Hacker News new | ask | show | jobs
by bigger_cheese 3305 days ago
">Are there any good frameworks that allow for processing, caching, data visualization (layout -> data population -> rendering), then exporting to some format (PNG/PDF/TeX)?"

I use SAS for this in my Day Job it's not a free program but powerful for this type of stuff.

I typically use SQL queries (via SAS's proc sql command) to manipulate and process my data but you can also programatically manipulate your data sets using SAS's "datastep" language.

SAS has support for macro expansions which make some of your examples (like manipulating 10 sensors at once) pretty trivial. But this is getting into programming language territory I would not expect someone new/unfamiliar with programming to grasp all of this intuitively.

edit: Heres some code I have in production that counts how many (of 8) sensors are reading high in a given time frame.

array aads (*) TP_AD1_TOP_STACK_TC1 -- TP_AD1_TOP_STACK_TC8; NO_AD1_TEMPERATURES_HIGH = 0; do j= 1 to dim(aads); if aads(j) gt 160 then NO_AD1_TEMPERATURES_HIGH = NO_AD1_TEMPERATURES_HIGH +1; end;

Downside is that SAS is a commercial package and it is not free I Have heard a lot of good things about "R" which is supposedly quite similar but have not had opportunity to use it myself.

3 comments

As someone who has used SAS for many, many different projects: it is terrible, vastly inferior to Pandas or R, and the only reason to ever use it is when you're forced to. Even simple stuff like functions that operate on data have to be hacked on with macros.

Case in point, your production SAS code could be replaced with this Pandas code (and the R code would look very similar):

  temperatures[[TEMPERATURE_COLUMNS]].apply(lambda t: (t > 160).sum(), axis=1)
or if your data is in proper long form

  data.groupby('time').temperature.gt(160).sum()
I'd like to get my analysis systems as "inclusive" as possible. I'd be using my internal SQL server and just fall into python for my processing if I didn't care about sharing my work.

SAS looks good though. I've looked at it many times and it is a clean solution if you really are in the "big games".

Yeah that is a good point trying to separate analysis from database.

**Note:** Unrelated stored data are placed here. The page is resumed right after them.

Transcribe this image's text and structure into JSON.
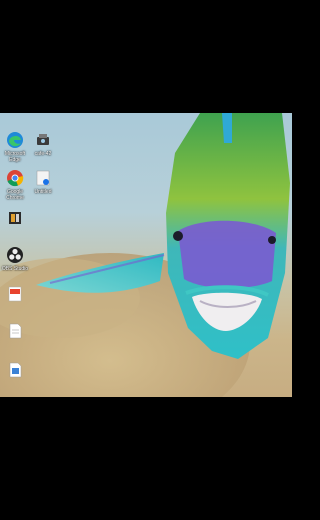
{
  "desktop": {
    "icons": [
      {
        "label": "Microsoft Edge",
        "icon": "edge-icon"
      },
      {
        "label": "cafe-42",
        "icon": "app-icon"
      },
      {
        "label": "Google Chrome",
        "icon": "chrome-icon"
      },
      {
        "label": "Untitled",
        "icon": "document-icon"
      },
      {
        "label": "",
        "icon": "shortcut-icon"
      },
      {
        "label": "OBS Studio",
        "icon": "obs-icon"
      },
      {
        "label": "",
        "icon": "pdf-icon"
      },
      {
        "label": "",
        "icon": "file-icon"
      },
      {
        "label": "",
        "icon": "file-icon"
      }
    ]
  },
  "colors": {
    "letterbox": "#000000",
    "water_top": "#a9c9d8",
    "sand": "#c7ad82",
    "fish_green": "#6fb04a",
    "fish_teal": "#2fc0c8",
    "fish_purple": "#7a5bd0"
  }
}
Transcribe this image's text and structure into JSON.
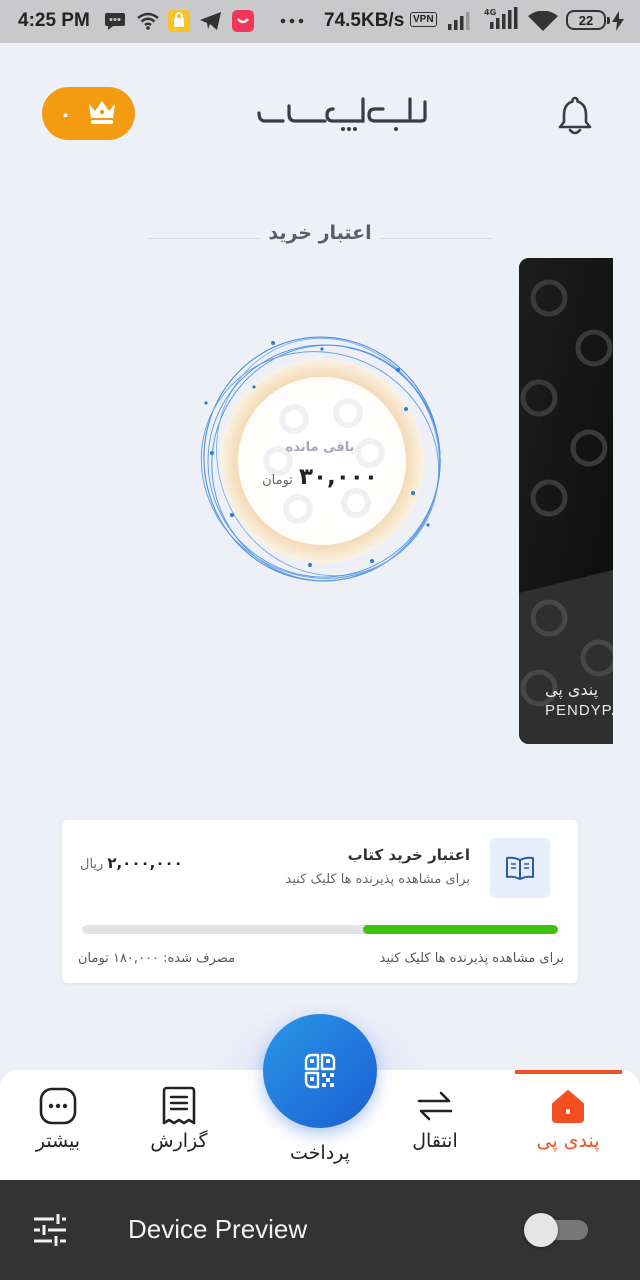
{
  "status_bar": {
    "time": "4:25 PM",
    "net_speed": "74.5KB/s",
    "vpn": "VPN",
    "battery": "22",
    "network_type": "4G",
    "icons": [
      "message-icon",
      "wifi-icon",
      "app-yellow-icon",
      "telegram-icon",
      "app-red-icon",
      "more-dots-icon",
      "signal-icon",
      "wifi-icon",
      "charging-icon"
    ]
  },
  "header": {
    "premium_count": "۰",
    "logo_text": "پندی پی"
  },
  "section": {
    "title": "اعتبار خرید"
  },
  "balance": {
    "label": "باقی مانده",
    "amount": "۳۰,۰۰۰",
    "currency": "تومان"
  },
  "side_card": {
    "brand_fa": "پندی پی",
    "brand_en": "PENDYPA"
  },
  "book_credit": {
    "title": "اعتبار خرید کتاب",
    "subtitle": "برای مشاهده پذیرنده ها کلیک کنید",
    "amount": "۲,۰۰۰,۰۰۰",
    "currency": "ریال",
    "progress": 0.41,
    "footer_right": "برای مشاهده پذیرنده ها کلیک کنید",
    "footer_left": "مصرف شده: ۱۸۰,۰۰۰ تومان"
  },
  "bottom_nav": {
    "items": [
      {
        "label": "پندی پی",
        "icon": "home-icon",
        "active": true
      },
      {
        "label": "انتقال",
        "icon": "transfer-arrows-icon",
        "active": false
      },
      {
        "label": "پرداخت",
        "icon": "qr-payment-icon",
        "active": false
      },
      {
        "label": "گزارش",
        "icon": "receipt-icon",
        "active": false
      },
      {
        "label": "بیشتر",
        "icon": "more-icon",
        "active": false
      }
    ]
  },
  "device_preview": {
    "label": "Device Preview",
    "toggle_on": false
  },
  "colors": {
    "accent_orange": "#f39c12",
    "active_nav": "#f25022",
    "fab_blue": "#1b5fd1",
    "progress_green": "#3ec20e"
  }
}
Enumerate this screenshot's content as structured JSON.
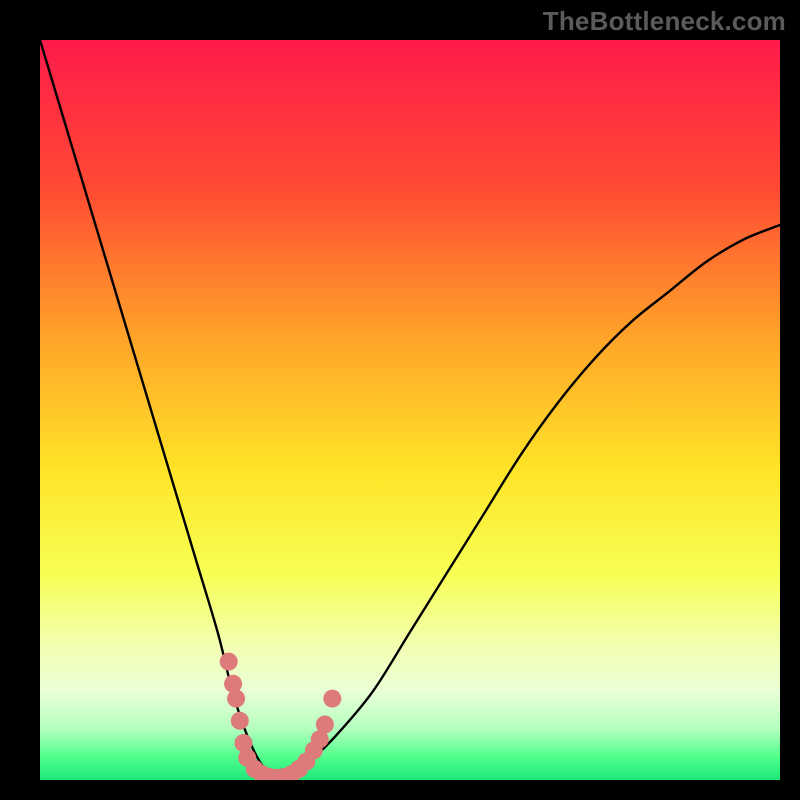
{
  "watermark": {
    "text": "TheBottleneck.com"
  },
  "chart_data": {
    "type": "line",
    "title": "",
    "xlabel": "",
    "ylabel": "",
    "xlim": [
      0,
      100
    ],
    "ylim": [
      0,
      100
    ],
    "gradient_stops": [
      {
        "pos": 0.0,
        "color": "#ff1a4b"
      },
      {
        "pos": 0.2,
        "color": "#ff4a33"
      },
      {
        "pos": 0.4,
        "color": "#ffa329"
      },
      {
        "pos": 0.58,
        "color": "#ffe428"
      },
      {
        "pos": 0.72,
        "color": "#f7ff53"
      },
      {
        "pos": 0.82,
        "color": "#f2ffb2"
      },
      {
        "pos": 0.88,
        "color": "#eaffd6"
      },
      {
        "pos": 0.93,
        "color": "#b6ffc0"
      },
      {
        "pos": 0.97,
        "color": "#4eff8a"
      },
      {
        "pos": 1.0,
        "color": "#1de77a"
      }
    ],
    "series": [
      {
        "name": "bottleneck-curve",
        "x": [
          0,
          3,
          6,
          9,
          12,
          15,
          18,
          21,
          24,
          26,
          28,
          30,
          32,
          34,
          36,
          40,
          45,
          50,
          55,
          60,
          65,
          70,
          75,
          80,
          85,
          90,
          95,
          100
        ],
        "y": [
          100,
          90,
          80,
          70,
          60,
          50,
          40,
          30,
          20,
          12,
          6,
          2,
          0,
          0,
          2,
          6,
          12,
          20,
          28,
          36,
          44,
          51,
          57,
          62,
          66,
          70,
          73,
          75
        ]
      }
    ],
    "highlight_points": {
      "name": "near-minimum-markers",
      "color": "#dd7a7a",
      "points": [
        {
          "x": 25.5,
          "y": 16
        },
        {
          "x": 26.1,
          "y": 13
        },
        {
          "x": 26.5,
          "y": 11
        },
        {
          "x": 27.0,
          "y": 8
        },
        {
          "x": 27.5,
          "y": 5
        },
        {
          "x": 28.0,
          "y": 3
        },
        {
          "x": 29.0,
          "y": 1.5
        },
        {
          "x": 30.0,
          "y": 0.8
        },
        {
          "x": 31.0,
          "y": 0.4
        },
        {
          "x": 32.0,
          "y": 0.3
        },
        {
          "x": 33.0,
          "y": 0.4
        },
        {
          "x": 34.0,
          "y": 0.8
        },
        {
          "x": 35.0,
          "y": 1.5
        },
        {
          "x": 36.0,
          "y": 2.5
        },
        {
          "x": 37.0,
          "y": 4.0
        },
        {
          "x": 37.8,
          "y": 5.5
        },
        {
          "x": 38.5,
          "y": 7.5
        },
        {
          "x": 39.5,
          "y": 11.0
        }
      ]
    }
  }
}
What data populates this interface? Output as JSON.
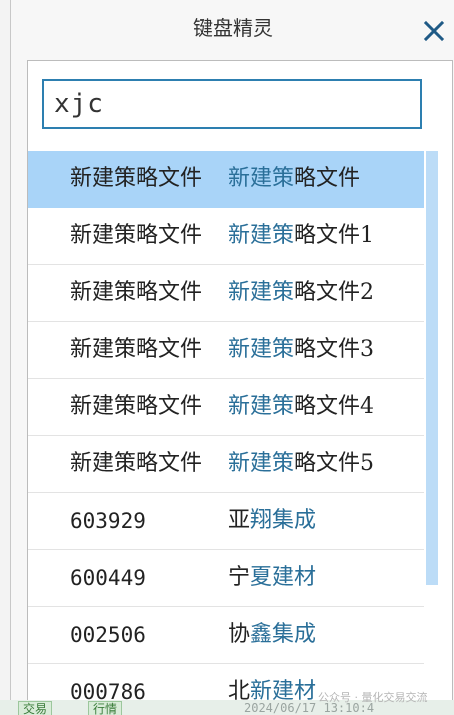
{
  "dialog": {
    "title": "键盘精灵",
    "search": {
      "value": "xjc"
    },
    "items": [
      {
        "code": "新建策略文件",
        "name_hl": "新建策",
        "name_rest": "略文件",
        "selected": true,
        "mono": false
      },
      {
        "code": "新建策略文件",
        "name_hl": "新建策",
        "name_rest": "略文件1",
        "selected": false,
        "mono": false
      },
      {
        "code": "新建策略文件",
        "name_hl": "新建策",
        "name_rest": "略文件2",
        "selected": false,
        "mono": false
      },
      {
        "code": "新建策略文件",
        "name_hl": "新建策",
        "name_rest": "略文件3",
        "selected": false,
        "mono": false
      },
      {
        "code": "新建策略文件",
        "name_hl": "新建策",
        "name_rest": "略文件4",
        "selected": false,
        "mono": false
      },
      {
        "code": "新建策略文件",
        "name_hl": "新建策",
        "name_rest": "略文件5",
        "selected": false,
        "mono": false
      },
      {
        "code": "603929",
        "name_pre": "亚",
        "name_hl": "翔集成",
        "selected": false,
        "mono": true
      },
      {
        "code": "600449",
        "name_pre": "宁",
        "name_hl": "夏建材",
        "selected": false,
        "mono": true
      },
      {
        "code": "002506",
        "name_pre": "协",
        "name_hl": "鑫集成",
        "selected": false,
        "mono": true
      },
      {
        "code": "000786",
        "name_pre": "北",
        "name_hl": "新建材",
        "selected": false,
        "mono": true
      }
    ]
  },
  "background": {
    "tab_1": "交易",
    "tab_2": "行情",
    "timestamp": "2024/06/17 13:10:4"
  },
  "watermark": "公众号 · 量化交易交流",
  "colors": {
    "accent": "#2d7fb0",
    "selection": "#a9d4f8",
    "highlight_text": "#2a6f99",
    "close_icon": "#1f5a86"
  }
}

My work is going opposite direction unfortunately we are starting to use Hadoop makes it quite difficult to do things "outside of the database" there is just too much data to work with locally.

SQL plus R is a good combo.
Funny you talk about SAS that way.

In my former team, we used SAS for a while and once I introduced the team to Pandas, they happily ditched SAS.